Thursday, August 16, 2007

62 Tahun indonesia Merdeka

Kamis, 16 Agustus 2007 Opini harian Republika

Sekali Merdeka, Merdeka Sekali
Oleh : Fahmi AP Pane


Fahmi AP Pane
Anggota Lembaga Penerbitan dan Media Massa Dewan Pimpinan Pusat Partai Persatuan Pembangunan

Peringatan HUT Kemerdekaan RI yang selalu dilakukan dengan ritus dan seremoni tertentu oleh institusi negara, serta aktivitas hiburan oleh warga dan massa, tampaknya akan selalu menutupi pemahaman terhadap realitas sehari-hari bangsa Indonesia. Padahal, sekalipun kita memang wajib bersyukur, apalagi jika melihat kondisi Irak, Palestina, Kosovo, dan Afghanistan, bertafakur di Hari Kemerdekaan bakal lebih efektif untuk merenda kesadaran bersama demi merevitalisasi kemerdekaan sejati sebagai bangsa yang beriman dan bertakwa. Faktanya, Indonesia sebagai institusi negara dan bangsa memang telah memproklamasikan kemerdekaannya.

Namun, slogan 'sekali merdeka tetap merdeka' hanya ada dalam lagu dan pidato. Sekali merdeka, untuk kemudian terjajah kembali, setidaknya kita tidak sepenuhnya menjadi bangsa merdeka. Bahkan, dalam aspek fisik dan teritorial, kita juga belum merdeka.
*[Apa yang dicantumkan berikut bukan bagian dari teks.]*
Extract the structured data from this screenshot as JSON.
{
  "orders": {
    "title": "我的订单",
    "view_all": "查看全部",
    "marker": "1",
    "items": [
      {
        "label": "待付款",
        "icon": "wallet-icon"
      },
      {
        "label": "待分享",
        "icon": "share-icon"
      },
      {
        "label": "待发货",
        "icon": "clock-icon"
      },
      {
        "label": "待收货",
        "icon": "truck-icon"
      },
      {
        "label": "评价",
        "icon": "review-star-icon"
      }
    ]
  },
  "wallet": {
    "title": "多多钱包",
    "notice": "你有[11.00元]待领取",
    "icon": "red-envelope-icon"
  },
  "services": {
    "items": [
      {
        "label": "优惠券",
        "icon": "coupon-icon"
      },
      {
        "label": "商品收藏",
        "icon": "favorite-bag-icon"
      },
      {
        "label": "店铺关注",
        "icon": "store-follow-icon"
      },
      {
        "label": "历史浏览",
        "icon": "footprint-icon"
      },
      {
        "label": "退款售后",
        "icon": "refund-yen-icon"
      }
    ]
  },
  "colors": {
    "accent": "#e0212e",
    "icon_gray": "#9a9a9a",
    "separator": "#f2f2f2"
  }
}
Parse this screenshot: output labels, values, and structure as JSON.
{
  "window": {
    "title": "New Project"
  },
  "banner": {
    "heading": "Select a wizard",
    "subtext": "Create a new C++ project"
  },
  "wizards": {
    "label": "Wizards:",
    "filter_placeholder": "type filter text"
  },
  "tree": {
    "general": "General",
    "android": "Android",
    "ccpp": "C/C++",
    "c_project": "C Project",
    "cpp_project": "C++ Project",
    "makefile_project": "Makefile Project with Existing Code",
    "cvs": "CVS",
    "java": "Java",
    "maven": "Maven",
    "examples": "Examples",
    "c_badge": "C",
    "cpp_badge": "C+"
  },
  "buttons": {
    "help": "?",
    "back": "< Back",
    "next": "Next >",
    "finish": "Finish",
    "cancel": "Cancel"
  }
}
Ironisnya, tidak sedikit aktivis Muslim yang menyatakan Indonesia sudah merdeka secara fisik, tapi belum secara ideologi, politik, ekonomi, dan sebagainya. Padahal, militer Amerika Serikat dan sekutunya bebas melayari wilayah laut yang disebut Alur Laut Kepulauan Indonesia (ALKI). Bahkan, Singapura akan memperingatkan pesawat Indonesia yang berada di wilayah tertentu di atas Batam dan daerah Provinsi Kepulauan Riau lainnya untuk segera meninggalkan areal karena menurut mereka 'posisi itu mengancam Singapura'. Pesawat militer Indonesia harus memberitahukan dan memohon perkenan Singapura, meski ingin melintasi wilayah Indonesia sendiri.

Kepentingan asing
Pada sisi lain, warga negara dan penduduk Indonesia sebagai individu dan komunitas ternyata merdeka sekali. Fenomena individu dan masyarakat yang terlalu bebas itu berlangsung pada semua aspek kehidupan, termasuk aspek keagamaan, seperti liberalisasi penafsiran Alquran dan syariah Islam. Fenomena keterbelengguan negara dan bangsa Indonesia terlihat jelas pada aspek ideologi dan politik. Demokrasi dijalankan, namun itu sebatas dalam pemilu, pemilihan presiden dan kepala daerah. Padahal, ketiga proses pemilihan itu sebenarnya tidak menunjukkan realitas kedaulatan rakyat seperti yang dibayangkan dengan teori demokrasi. Rakyat tidak mampu mengontrol proses dan hasil (output) sistem politik. Jangankan rakyat biasa, anggota parlemen dan partai-partai politik juga tidak mampu menggenggam proses legislasi peraturan perundang-undangan, penyusunan APBN, dan kerangka kebijakan negara. Kalau pun ada undang-undang dan kebijakan negara yang digodok di parlemen dan menerima masukan publik, itu tidak sepenuhnya mampu mencegah praktik penyelenggaraan negara yang telah dikendalikan oleh kekuatan asing dan kompradornya di Indonesia.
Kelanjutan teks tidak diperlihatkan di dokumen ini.